Bachmann: To answer your question, what I really want to focus on if I am elected to the presidency is connecting with the gays and lesbians on a personal level. Those who have come to participate in this disgusting cult that is the gay community are prisoners. They are slaves to the lifestyle they have been brutally forced to adopt. And it is our job to show compassion to them.

Interviewer: Oh, now this is pleasantly surprising.

Bachmann: Yes, I think that we should reach out to them, befriend them, show them the error of their ways, and then--when they are least expecting it--kill them.

Interviewer: What was that?

Bachmann: We need to show them the error of their ways.

Interviewer: No. After that?

Bachmann: I don't understand the question.

Interviewer: Congresswoman, you have said a multitude of times that the only way to deal with the debate about gay marriage in the United States is to slaughter the gay populatation. How do you think this will affect your campaign for presidency?

Bachmann: I don't want to discuss this anymore. I honestly think that the debate of gay marriage isn't something the American people really care about.

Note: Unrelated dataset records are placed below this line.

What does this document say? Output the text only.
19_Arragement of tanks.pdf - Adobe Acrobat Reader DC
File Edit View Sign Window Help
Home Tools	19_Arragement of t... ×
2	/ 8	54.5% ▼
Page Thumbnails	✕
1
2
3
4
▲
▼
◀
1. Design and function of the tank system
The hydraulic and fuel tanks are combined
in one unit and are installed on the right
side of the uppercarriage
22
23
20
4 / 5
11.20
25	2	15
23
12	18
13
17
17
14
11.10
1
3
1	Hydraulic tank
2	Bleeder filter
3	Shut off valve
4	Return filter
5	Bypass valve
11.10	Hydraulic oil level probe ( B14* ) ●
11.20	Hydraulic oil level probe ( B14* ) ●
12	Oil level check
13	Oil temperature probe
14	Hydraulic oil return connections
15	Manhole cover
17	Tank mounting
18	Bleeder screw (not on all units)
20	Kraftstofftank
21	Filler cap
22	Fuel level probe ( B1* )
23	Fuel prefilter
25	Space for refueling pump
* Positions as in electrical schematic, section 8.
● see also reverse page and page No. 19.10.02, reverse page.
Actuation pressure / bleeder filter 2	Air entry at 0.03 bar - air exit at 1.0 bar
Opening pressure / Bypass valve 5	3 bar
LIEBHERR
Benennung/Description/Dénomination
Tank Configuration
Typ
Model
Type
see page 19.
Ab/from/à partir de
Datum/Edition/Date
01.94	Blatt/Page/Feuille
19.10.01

Interviewer: You yourself said that it was a defining issue of your campaign. Is this no longer the case?

Bachmann: I changed my mind. I want to go home.

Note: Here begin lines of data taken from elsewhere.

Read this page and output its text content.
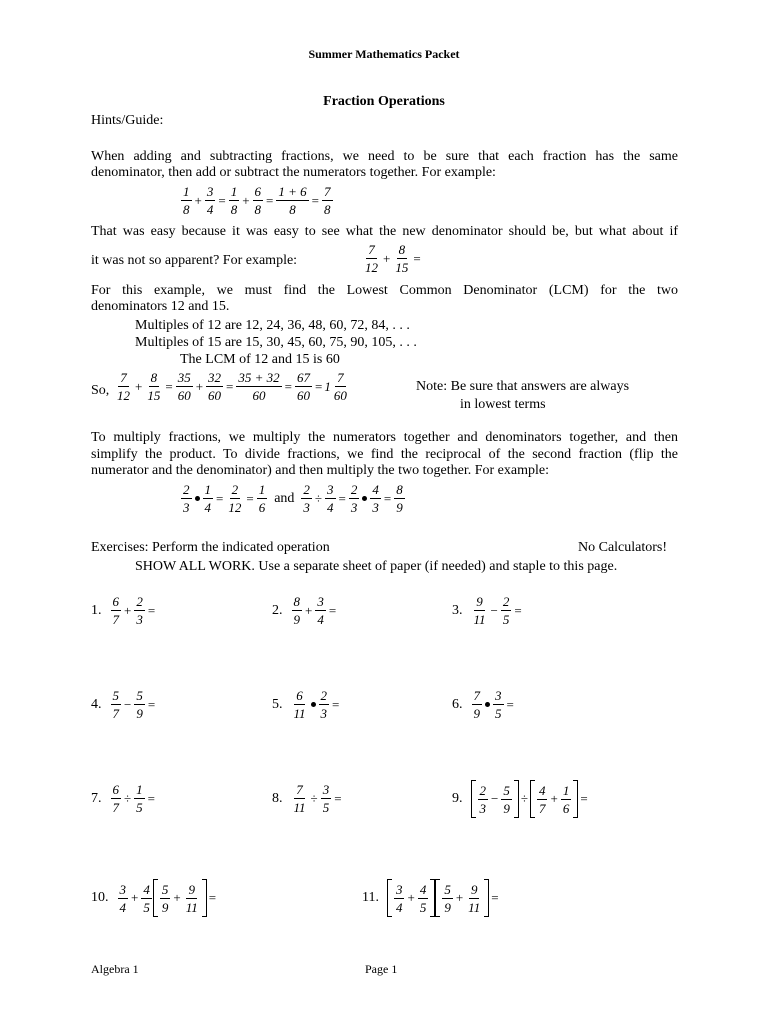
Summer Mathematics Packet
Fraction Operations
Hints/Guide:
When adding and subtracting fractions, we need to be sure that each fraction has the same
denominator, then add or subtract the numerators together. For example:
$\frac{1}{8} + \frac{3}{4} = \frac{1}{8} + \frac{6}{8} = \frac{1 + 6}{8} = \frac{7}{8}$
That was easy because it was easy to see what the new denominator should be, but what about if
it was not so apparent? For example:	$\frac{7}{12} + \frac{8}{15}$ =
For this example, we must find the Lowest Common Denominator (LCM) for the two
denominators 12 and 15.
Multiples of 12 are 12, 24, 36, 48, 60, 72, 84, . . .
Multiples of 15 are 15, 30, 45, 60, 75, 90, 105, . . .
The LCM of 12 and 15 is 60
So, $\frac{7}{12} + \frac{8}{15} = \frac{35}{60} + \frac{32}{60} = \frac{35 + 32}{60} = \frac{67}{60} = 1 \frac{7}{60}$	Note: Be sure that answers are always
in lowest terms
To multiply fractions, we multiply the numerators together and denominators together, and then
simplify the product. To divide fractions, we find the reciprocal of the second fraction (flip the
numerator and the denominator) and then multiply the two together. For example:
$\frac{2}{3} \frac{1}{4} = \frac{2}{12} = \frac{1}{6}$ and $\frac{2}{3} \div \frac{3}{4} = \frac{2}{3} \frac{4}{3} = \frac{8}{9}$
Exercises: Perform the indicated operation	No Calculators!
SHOW ALL WORK. Use a separate sheet of paper (if needed) and staple to this page.
1. $\frac{6}{7} + \frac{2}{3}$ =	2. $\frac{8}{9} + \frac{3}{4}$ =	3. $\frac{9}{11} - \frac{2}{5}$ =
4. $\frac{5}{7} - \frac{5}{9}$ =	5. $\frac{6}{11} \frac{2}{3}$ =	6. $\frac{7}{9} \frac{3}{5}$ =
7. $\frac{6}{7} \div \frac{1}{5}$ =	8. $\frac{7}{11} \div \frac{3}{5}$ =	9. $\frac{2}{3} - \frac{5}{9} \div \frac{4}{7} + \frac{1}{6}$ =
10. $\frac{3}{4} + \frac{4}{5} \frac{5}{9} + \frac{9}{11}$ =	11. $\frac{3}{4} + \frac{4}{5} \frac{5}{9} + \frac{9}{11}$ =
Algebra 1	Page 1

Interviewer: Well, Congresswoman, thank you for joining us today.

Bachmann: Be here to glad. I know what I mean.

Movie Quote of the Day: "Coffey. Like the drink. Except spelled different." -John Coffey, The Green Mile

That Blond Guy

14 people secretly have a crush on me:

Bookish.Spazz said...

Wow, I really like this Bachmann woman... perhaps moreso that I like Rick Perry.


Bookish.Spazz said...


Eeshie said...


Mark said...

Just looking at the quotes, if they are genuine things she said, makes me RAGE. Why the hell would anyone consider voting for her? Why?

Mark said...

The almost sad thing is I wouldn't be surprised if this is what she actually thought.

That Bastard From Bellingham said...


And America backslides further into the cesspool of history.

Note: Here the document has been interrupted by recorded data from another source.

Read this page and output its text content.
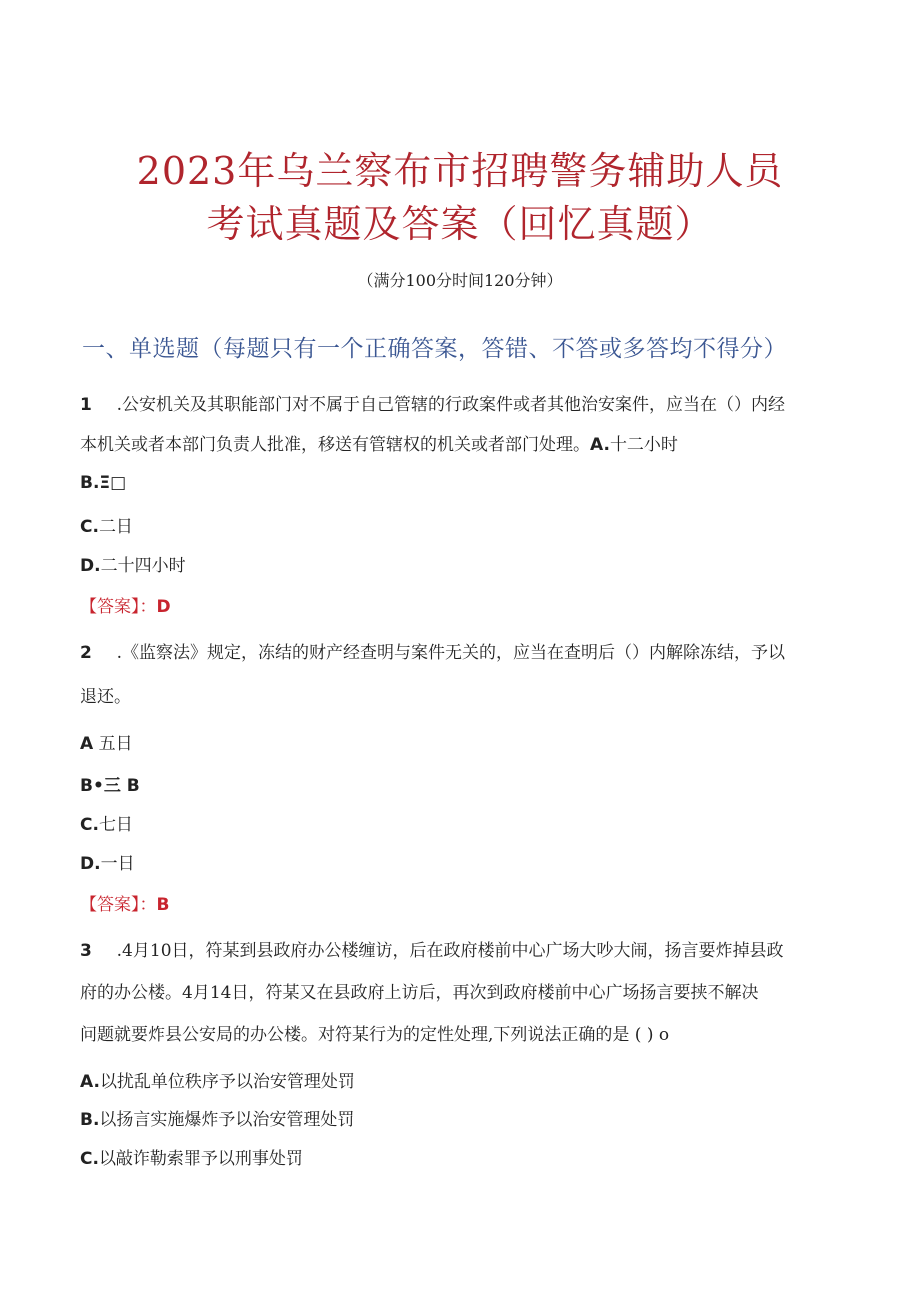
2023年乌兰察布市招聘警务辅助人员
考试真题及答案（回忆真题）
（满分100分时间120分钟）
一、单选题（每题只有一个正确答案，答错、不答或多答均不得分）
1 .公安机关及其职能部门对不属于自己管辖的行政案件或者其他治安案件，应当在（）内经
本机关或者本部门负责人批准，移送有管辖权的机关或者部门处理。A.十二小时
B.Ξ□
C.二日
D.二十四小时
【答案】：D
2 .《监察法》规定，冻结的财产经查明与案件无关的，应当在查明后（）内解除冻结，予以
退还。
A 五日
B•三 B
C.七日
D.一日
【答案】：B
3 .4月10日，符某到县政府办公楼缠访，后在政府楼前中心广场大吵大闹，扬言要炸掉县政
府的办公楼。4月14日，符某又在县政府上访后，再次到政府楼前中心广场扬言要挟不解决
问题就要炸县公安局的办公楼。对符某行为的定性处理,下列说法正确的是 ( ) o
A.以扰乱单位秩序予以治安管理处罚
B.以扬言实施爆炸予以治安管理处罚
C.以敲诈勒索罪予以刑事处罚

Here's to a glorious meltdown of civilization. If any of you are in the northwest, remember to stay as far away from my Mercenary Kingdom of Steel as you can. We'll be taking heads and slaves as soon as America falls completely apart.

Accepting military, police and martial artist applications today!

Boyd said...

This is why we can't have nice things.

*^_^* said...

Life may not be the party we hoped for, but while we are here we might as well dance.

the Rambler said...

Satire: success.
This is funny and simultaneously heart-wrenchingly sad. That woman. Holy cow.

That Blond Guy said...


Eeshie: You can't just do that. I hate people who just do ellipses. I never know what they mean. Use
your words. Use your words!!!!

Mark: Nah, this is a satire. Not far off, though.

Bastard: Ha ha thanks for that man. To the meltdown of civilization! Here here!

Boyd: Ain't dat right.

Weird Smiley Face Thing: What the fuck. Get out of here!!!!!

the Rambler: Thanks! Have people heard of her out of the US? That's a bad sign. Why do all of the stupid Americans get famous instead of the decent ones?

Stephanie said...

*eyeroll* XD


PeaceLoveandSharpies said...

Love, you've divided by zero in the realm of comedy.
If Obama loses, I'm going to put my Sharpies in a safe place and prepare for the end of ze world:

The only thing that could possibly make me love you more is if you gave me a pack of Caribbean color fine point Sharpies because THEY FREAKING STOPPED MAKING THEM.

The militant working boy said...

Perhaps my favorite post thus far... a triumph, dear golden headed wonder boy from Planet Awesome. Satire this penetrating may just singlehandedly redefine American politics as we know it.

Anonymous said...

This is simultaneously hilarious and really depressing. Satire: success.